Bansal Mukul S, Banay Guy, Gogarten J Peter, Shamir Ron
The Blavatnik School of Computer Science, Tel-Aviv University, Tel-Aviv, Israel.
J Comput Biol. 2011 Sep;18(9):1087-114. doi: 10.1089/cmb.2011.0066.
In a horizontal gene transfer (HGT) event, a gene is transferred between two species that do not have an ancestor-descendant relationship. Typically, no more than a few genes are horizontally transferred between any two species. However, several studies identified pairs of species between which many different genes were horizontally transferred. Such a pair is said to be linked by a highway of gene sharing.

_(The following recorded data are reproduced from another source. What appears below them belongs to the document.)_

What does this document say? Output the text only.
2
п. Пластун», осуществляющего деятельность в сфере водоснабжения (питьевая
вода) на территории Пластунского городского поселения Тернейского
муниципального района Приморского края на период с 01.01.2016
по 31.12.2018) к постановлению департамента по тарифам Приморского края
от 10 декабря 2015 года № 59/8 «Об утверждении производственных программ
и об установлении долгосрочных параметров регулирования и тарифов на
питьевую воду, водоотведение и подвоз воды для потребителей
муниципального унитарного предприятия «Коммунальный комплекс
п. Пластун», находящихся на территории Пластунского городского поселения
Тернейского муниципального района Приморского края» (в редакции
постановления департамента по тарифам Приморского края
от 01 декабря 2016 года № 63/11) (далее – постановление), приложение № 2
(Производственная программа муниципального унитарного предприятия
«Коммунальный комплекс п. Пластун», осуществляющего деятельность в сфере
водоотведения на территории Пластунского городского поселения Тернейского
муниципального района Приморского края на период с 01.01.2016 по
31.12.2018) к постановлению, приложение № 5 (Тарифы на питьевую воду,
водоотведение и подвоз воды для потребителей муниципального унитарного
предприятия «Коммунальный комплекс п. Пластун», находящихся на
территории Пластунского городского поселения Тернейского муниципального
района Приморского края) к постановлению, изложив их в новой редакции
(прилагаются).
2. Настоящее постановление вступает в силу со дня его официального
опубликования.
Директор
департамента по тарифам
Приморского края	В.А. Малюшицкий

We present a method for inferring such highways. Our method is based on the fact that the evolutionary histories of horizontally transferred genes disagree with the corresponding species phylogeny. Specifically, given a set of gene trees and a trusted rooted species tree, each gene tree is first decomposed into its constituent quartet trees and the quartets that are inconsistent with the species tree are identified. Our method finds a pair of species such that a highway between them explains the largest (normalized) fraction of inconsistent quartets. For a problem on n species and m input quartet trees, we give an efficient O(m + n(2))-time algorithm for detecting highways, which is optimal with respect to the quartets input size. An application of our method to a dataset of 1128 genes from 11 cyanobacterial species, as well as to simulated datasets, illustrates the efficacy of our method.
在水平基因转移(HGT)事件中,一个基因在两个没有祖先 - 后代关系的物种之间转移。通常,任意两个物种之间水平转移的基因不超过少数几个。然而,多项研究确定了许多不同基因在其间发生水平转移的物种对。这样的一对物种被称为通过基因共享通道相连。我们提出了一种推断此类通道的方法。我们的方法基于这样一个事实,即水平转移基因的进化历史与相应的物种系统发育不一致。具体而言,给定一组基因树和一个可信的有根物种树,首先将每个基因树分解为其组成的四重树,并识别出与物种树不一致的四重树。我们的方法找到一对物种,使得它们之间的通道能够解释最大(归一化)比例的不一致四重树。对于一个涉及n个物种和m个输入四重树的问题,我们给出了一种用于检测通道的高效O(m + n(2))时间算法,就四重树输入大小而言,该算法是最优的。我们的方法应用于来自11个蓝藻物种的1128个基因的数据集以及模拟数据集,说明了我们方法的有效性。